Livingstone's suspension was "very sad", Corbyn said, but "there is a responsibility to lead the party". The abiding impression was that he had suspended his old comrade with the utmost reluctance - it was the burden of office that had forced him to do so. Finally, Corbyn declared, as he always does on these too-frequent occasions, "we are not tolerating anti-Semitism in any way or indeed any other kind of racism." Labour's leader appears congenitally incapable of condemning Jew-hatred in insolation. The explanation, some MPs say, is that he subscribes to a "hierarchy of racism" under which anti-Semitism is a lesser offence than, say, Islamophobia. In rejecting a systematic focus on the former, Corbyn's critics say he is in denial about the scale and significance of the infestation.  

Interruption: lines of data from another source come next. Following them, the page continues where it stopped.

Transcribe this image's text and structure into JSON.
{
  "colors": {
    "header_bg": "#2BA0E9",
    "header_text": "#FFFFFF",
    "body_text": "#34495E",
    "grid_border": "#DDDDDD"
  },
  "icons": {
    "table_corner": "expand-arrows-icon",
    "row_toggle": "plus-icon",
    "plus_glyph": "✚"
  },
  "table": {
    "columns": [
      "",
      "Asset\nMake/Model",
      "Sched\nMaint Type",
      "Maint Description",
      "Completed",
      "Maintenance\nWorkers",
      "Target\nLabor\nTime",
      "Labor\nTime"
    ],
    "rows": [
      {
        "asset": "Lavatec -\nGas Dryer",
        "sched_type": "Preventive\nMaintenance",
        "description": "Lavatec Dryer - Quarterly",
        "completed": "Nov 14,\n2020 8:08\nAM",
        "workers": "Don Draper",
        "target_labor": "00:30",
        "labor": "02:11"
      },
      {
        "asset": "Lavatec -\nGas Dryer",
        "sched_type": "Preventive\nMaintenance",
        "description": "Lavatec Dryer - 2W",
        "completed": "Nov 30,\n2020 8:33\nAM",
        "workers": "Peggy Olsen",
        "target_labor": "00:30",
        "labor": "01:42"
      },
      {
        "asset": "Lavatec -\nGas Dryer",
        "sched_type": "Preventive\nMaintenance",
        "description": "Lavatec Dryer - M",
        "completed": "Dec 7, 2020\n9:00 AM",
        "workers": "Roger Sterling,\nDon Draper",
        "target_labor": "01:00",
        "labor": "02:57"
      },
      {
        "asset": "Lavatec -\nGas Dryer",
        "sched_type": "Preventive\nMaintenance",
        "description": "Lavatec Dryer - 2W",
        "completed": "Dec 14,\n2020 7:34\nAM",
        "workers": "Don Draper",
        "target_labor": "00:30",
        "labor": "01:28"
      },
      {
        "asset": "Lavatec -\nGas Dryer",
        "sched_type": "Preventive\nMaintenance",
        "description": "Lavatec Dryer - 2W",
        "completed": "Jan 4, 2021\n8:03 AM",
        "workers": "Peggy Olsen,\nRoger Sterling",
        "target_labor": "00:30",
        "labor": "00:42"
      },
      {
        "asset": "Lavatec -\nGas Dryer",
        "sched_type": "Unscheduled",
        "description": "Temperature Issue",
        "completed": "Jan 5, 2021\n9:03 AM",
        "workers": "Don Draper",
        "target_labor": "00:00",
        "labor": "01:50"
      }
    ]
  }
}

His apathy has intensified the desire of his opponents to remove him before the year is out. "The soft left moved massively today," one MP told me in reference to Labour's internal swing voters. Another said: "It does two things: it firmly pins responsibility for next week's results on the hard-left antics [Labour is forecast to become the first opposition since 1985 to lose council seats in a non-general election year] and it weakens the willingness of the 'core group' servers to keep mopping up after Corbyn because they are increasingly mortified by the association". But others disagreed: "It's strangely less likely," one said of the prospect of a challenge, "the mood is 'keep giving him the rope'". Another said that Labour MPs, traditionally sentimental towards their leaders, lacked the "constitution" for the struggle. "They can always find an excuse why now isn't the right time," he lamented. Without an agreed candidate, and without even agreement on whether there should be a challenge, Corbyn's opponents fear that "even worse is to come". 

George Eaton is political editor of the New Statesman.